REVIEW: ‘Batman/Fortnite: Zero Point,’ Issue #2

Reading Time: 3 minutes

Batman/Fortnite Zero Point #2 - But Why Tho?

Batman/Fortnite: Zero Point #2 is published by DC Comics, concept and story consultation by Donald Mustard, written by Christos Gage, art by Reilly Brown, inks by Nelson Faro DeCastro, colors by John Kalisz, and letters by Andworld. Finding himself trapped on an island filled with hostile combatants, surrounded by a mysterious storm, and bereft of his memories, Batman struggles to piece together the mystery surrounding him.

Presenting a comic’s story through nothing but an internal monologue cannot be easy on a writer. Trying to keep the information flowing smoothly in a way that maintains interest without any back and forth between characters has to present a unique challenge. When the character is constantly having their memories taken from them, I can’t begin to imagine working around an additional wrench in the works. Having said that, I feel compelled to tip my hat to writer Gage. This is the setup he was confronted with. And while I can’t say the writer manages to master the difficult situation, the result is better than I would’ve expected it to be.

As you have probably surmised, Batman is our unfortunate amnesiac who spends Batman/Fortnite: Zero Point #2  struggling to find a way off the island where the constantly renewing battle takes place. His only initial aids are the clues he’s left for himself. As the issue progresses, Batman, along with help from an ally he discovers and convinces to aid him, manages to slowly piece together a working theory on how this bizarre island works and how they might escape it.

Writer Gage does an admirable job of delivering Batman in this permanent state of semi-confusion. As long as one ignores how Batman keeps catching up on his previous theories about the island while only having 22 minutes to work with and still make more progress, the story delivers the Caped Crusader in his full detective mode well.

Gage even manages to work in some emotional beats into Batman/Fortnite: Zero Point #2 as some of the experiments go awry or are interrupted by random encounters with the other inhabitants of the island. These moments lend a bit more humanity to what is otherwise a rather analytical story.

The art does a good job of capturing both the physical and mental states of its protagonist. Artist Brown does a good job of showing Batman’s emotions when they are either for himself or those around him. Since speech is prohibited, there are numerous points where Batman’s expression is a bit too on the nose for most comics. But, given that his face is the quickest way for him to express himself, it makes sense that his expressions in these moments would be a bit exaggerated to convey his sentiments clearly to those around him.

Perhaps the best element of Batman/Fortnite: Zero Point #2 is the vibrant colorwork by Kalisz.

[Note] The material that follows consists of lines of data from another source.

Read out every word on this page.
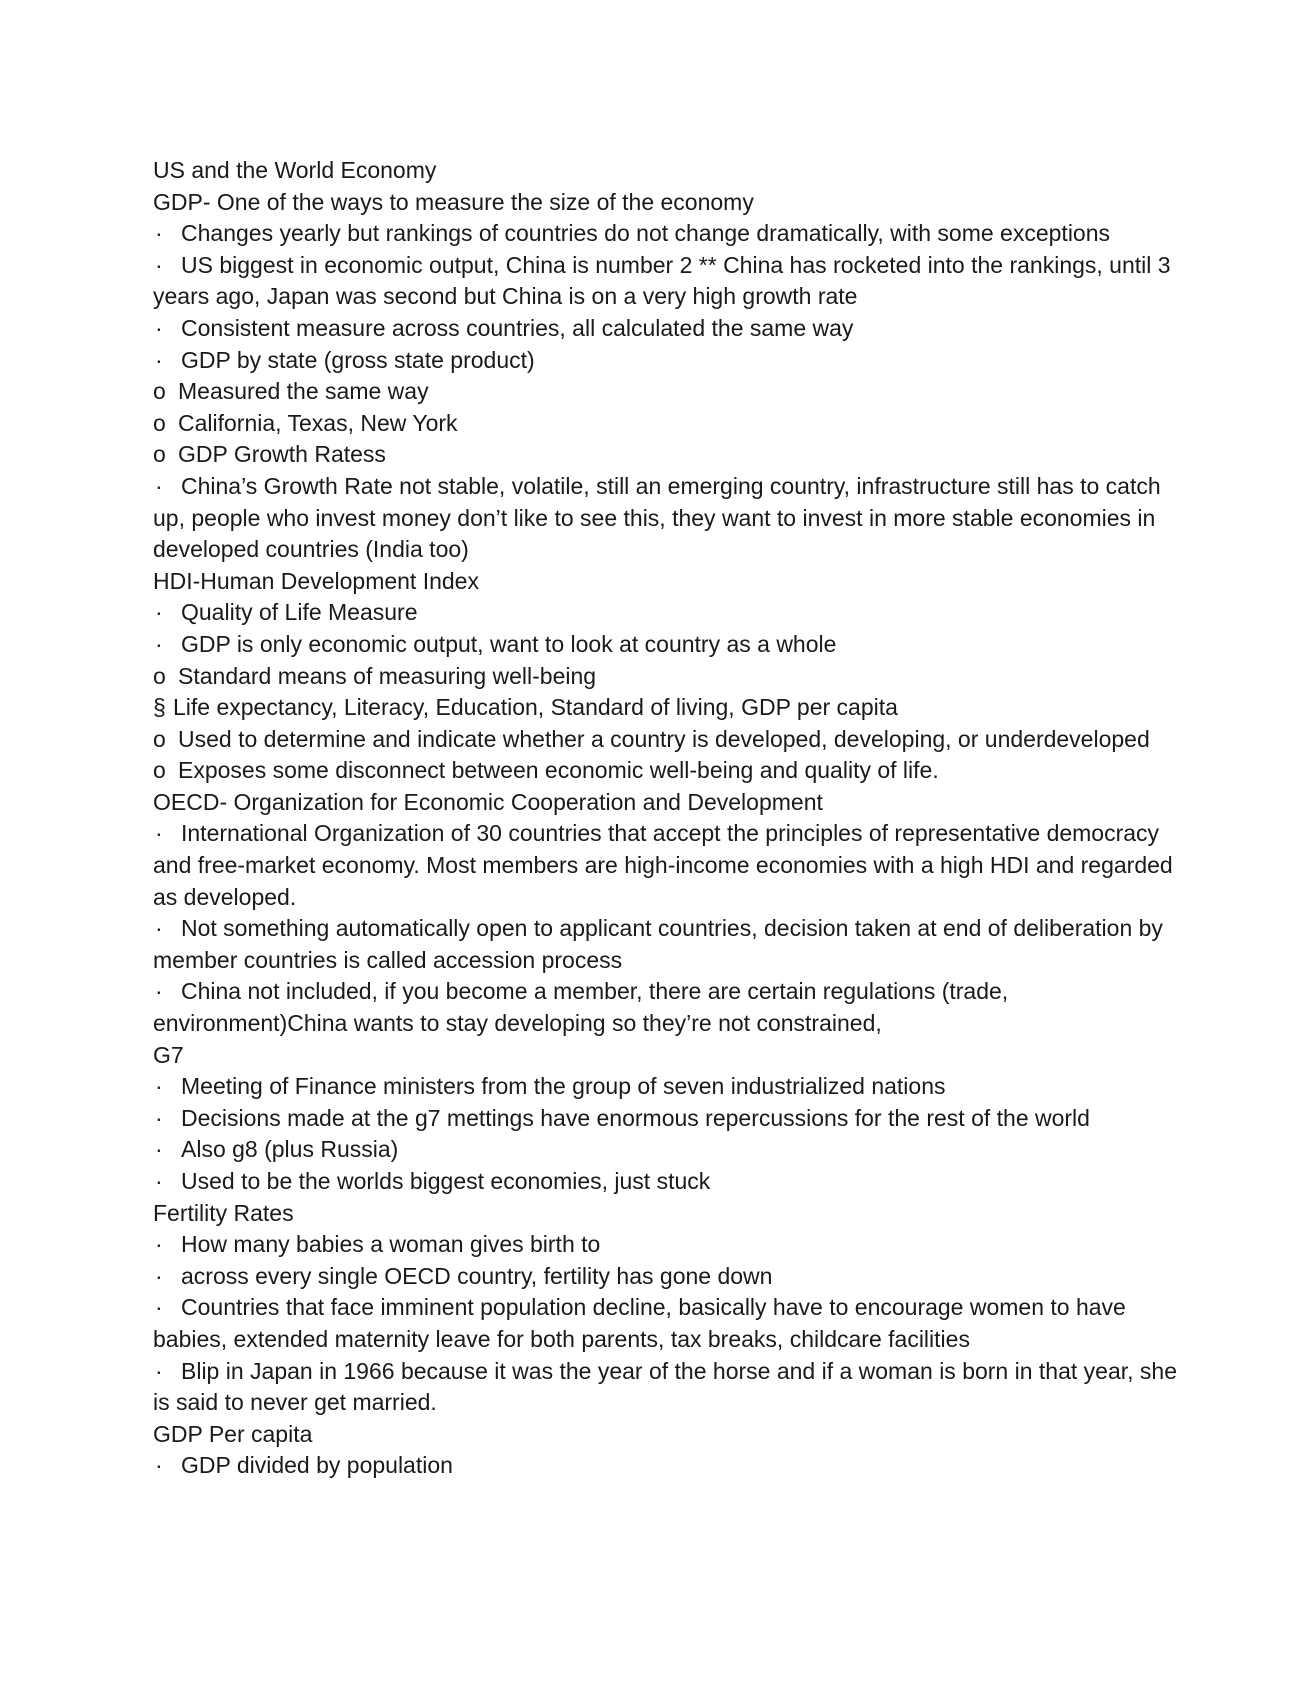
US and the World Economy

GDP- One of the ways to measure the size of the economy

· Changes yearly but rankings of countries do not change dramatically, with some exceptions

· US biggest in economic output, China is number 2 ** China has rocketed into the rankings, until 3 years ago, Japan was second but China is on a very high growth rate

· Consistent measure across countries, all calculated the same way

· GDP by state (gross state product)

o Measured the same way

o California, Texas, New York

o GDP Growth Ratess

· China’s Growth Rate not stable, volatile, still an emerging country, infrastructure still has to catch up, people who invest money don’t like to see this, they want to invest in more stable economies in developed countries (India too)

HDI-Human Development Index

· Quality of Life Measure

· GDP is only economic output, want to look at country as a whole

o Standard means of measuring well-being

§ Life expectancy, Literacy, Education, Standard of living, GDP per capita

o Used to determine and indicate whether a country is developed, developing, or underdeveloped

o Exposes some disconnect between economic well-being and quality of life.

OECD- Organization for Economic Cooperation and Development

· International Organization of 30 countries that accept the principles of representative democracy and free-market economy. Most members are high-income economies with a high HDI and regarded as developed.

· Not something automatically open to applicant countries, decision taken at end of deliberation by member countries is called accession process

· China not included, if you become a member, there are certain regulations (trade, environment)China wants to stay developing so they’re not constrained,

G7

· Meeting of Finance ministers from the group of seven industrialized nations

· Decisions made at the g7 mettings have enormous repercussions for the rest of the world

· Also g8 (plus Russia)

· Used to be the worlds biggest economies, just stuck

Fertility Rates

· How many babies a woman gives birth to

· across every single OECD country, fertility has gone down

· Countries that face imminent population decline, basically have to encourage women to have babies, extended maternity leave for both parents, tax breaks, childcare facilities

· Blip in Japan in 1966 because it was the year of the horse and if a woman is born in that year, she is said to never get married.

GDP Per capita

· GDP divided by population
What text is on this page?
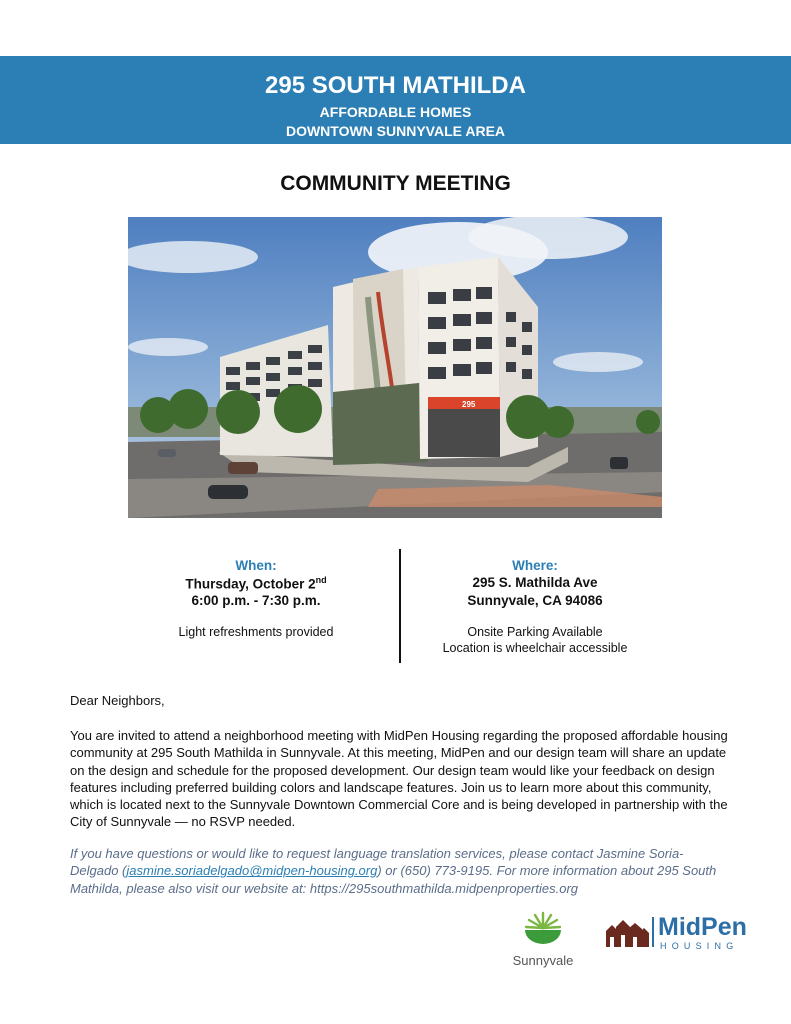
295 SOUTH MATHILDA
AFFORDABLE HOMES
DOWNTOWN SUNNYVALE AREA
COMMUNITY MEETING
295
When:
Thursday, October 2nd
6:00 p.m. - 7:30 p.m.
Light refreshments provided
Where:
295 S. Mathilda Ave
Sunnyvale, CA 94086
Onsite Parking Available
Location is wheelchair accessible
Dear Neighbors,
You are invited to attend a neighborhood meeting with MidPen Housing regarding the proposed affordable housing community at 295 South Mathilda in Sunnyvale. At this meeting, MidPen and our design team will share an update on the design and schedule for the proposed development. Our design team would like your feedback on design features including preferred building colors and landscape features. Join us to learn more about this community, which is located next to the Sunnyvale Downtown Commercial Core and is being developed in partnership with the City of Sunnyvale — no RSVP needed.
If you have questions or would like to request language translation services, please contact Jasmine Soria-Delgado (jasmine.soriadelgado@midpen-housing.org) or (650) 773-9195. For more information about 295 South Mathilda, please also visit our website at: https://295southmathilda.midpenproperties.org
Sunnyvale
MidPen
HOUSING
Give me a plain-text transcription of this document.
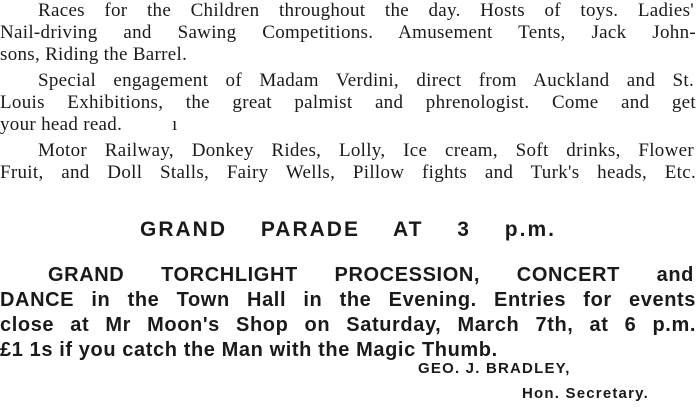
Races for the Children throughout the day. Hosts of toys. Ladies'
Nail-driving and Sawing Competitions. Amusement Tents, Jack John-
sons, Riding the Barrel.
Special engagement of Madam Verdini, direct from Auckland and St.
Louis Exhibitions, the great palmist and phrenologist. Come and get
your head read.	ı
Motor Railway, Donkey Rides, Lolly, Ice cream, Soft drinks, Flower
Fruit, and Doll Stalls, Fairy Wells, Pillow fights and Turk's heads, Etc.
GRAND PARADE AT 3 p.m.
GRAND TORCHLIGHT PROCESSION, CONCERT and
DANCE in the Town Hall in the Evening. Entries for events
close at Mr Moon's Shop on Saturday, March 7th, at 6 p.m.
£1 1s if you catch the Man with the Magic Thumb.
GEO. J. BRADLEY,
Hon. Secretary.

The colors in this book do a great job of bringing the energy and bizarre nature of this situation to the forefront of every panel. With some sharp palette shifts between scenes, this book’s presentation continues to feel fresh throughout its story.

Rounding out the presentation of the book is Andworld’s letters. The lettering here stays out of the art’s way while also allowing the reader to follow along with Batman’s many musings easily.

While I feel this story continues to be hampered by its setup and concept restraints, I have to acknowledge that this issue did a much better job working its concept into a cohesive tale than I would’ve expected. While still not great, it’s getting better.

Batman/Fortnite: Zero Point #2 is available now wherever comics are sold.

Batman/Fortnite: Zero Point #2
3.5

TL;DR

While I feel this story continues to be hampered by its setup and concept restraints, I have to acknowledge that this issue did a much better job working its concept into a cohesive tale than I would’ve expected. While still not great, it’s getting better.